The Moors Centre in Danby
The Moors Centre in Danby

The Moors Centre has a wealth of information on visiting the National Park, from maps to information pamphlets, you can find out about the natural history of the area, the best places to see birds, wildlife, and unusual plants. Learn about the local animals and plants that call the moors home, and find out more about the Danby estate and tourist attractions in the area.

There are regular workshops aimed at the younger generation, play areas, and interactive exhibitions. You can also enjoy a very pretty set of terraced gardens with great views of the moors, and take walks through nearby Crow Wood. Easy trails lead from Danby village onto the moors.

In the centre of Danby is the Duke of Wellington inn, which dates back to 1765. In the Napoleonic Wars, the inn was used as a recruiting station for soldiers. Look for the cast iron plaque with the likeness of the Duke, discovered during restoration work and now occupying pride of place over the fireplace in the bar.

A short distance outside the village is St Hilda's church, dating the Saxon period and retaining stonework from the Saxon, Norman, medieval, and Georgian periods. Closer to the village green is the Methodist Church, built in 1811. Beside the church is Victoria Jubilee School, built in 1887 to celebrate Queen Victoria's Jubilee.

Looming above the village is the hill of Danby Beacon, standing 229 metres high. In the 17th century a signal beacon stood atop the hill, to be lit at the first sign of an invasion fleet from France. The same hill later served as home to one of the first radar stations in England during WWII.

It is well worth venturing onto the slopes of Danby Beacon in August, when the heather is in bloom; the fields of brilliant purple heather are simply stunning, and the views over the surrounding countryside are breathtaking.

A standing stone amid the heather on Danby Beacon
A standing stone amid the heather on Danby Beacon


I had the pleasure of staying in Danby at the Duke of Wellington inn for 3 days. I absolutely loved it. The location is simply wonderful. The village is incredibly picturesque and is full of historic buildings, none more so than the inn itself. A very short walk from the village brings you out onto the moors, where the scenery, especially when the heather is in bloom, is stunning.
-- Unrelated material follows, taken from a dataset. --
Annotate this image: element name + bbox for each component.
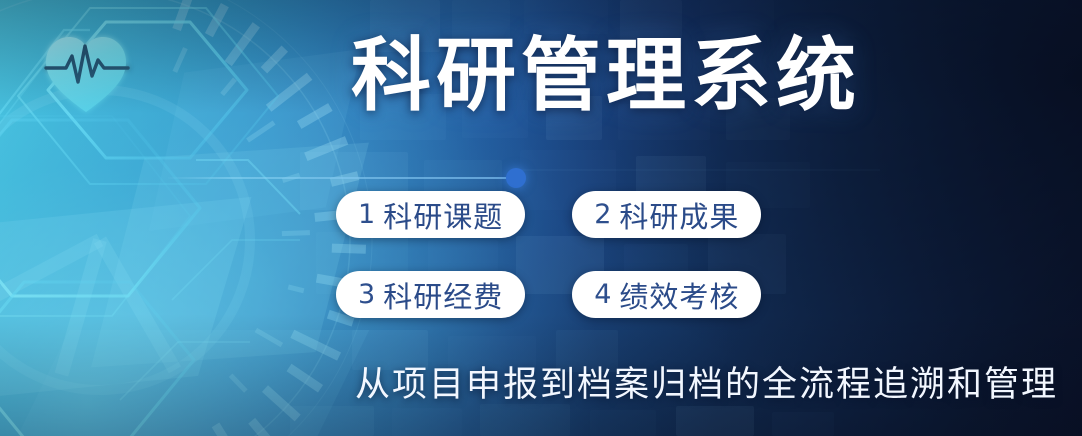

It is well worth stopping atop Danby Beacon, just for the views, and if you can time your visits for sunset, you will be rewarded with a superb panoramic vista over the surrounding moorland countryside. Another highlight for me was the large number of standing stones scattered here and there amid the heather. Seemingly everywhere you look are more stones, evidence of just how long this area has been inhabited. And back in the village, keep an eye out for blackface sheep grazing peacefully on the village green!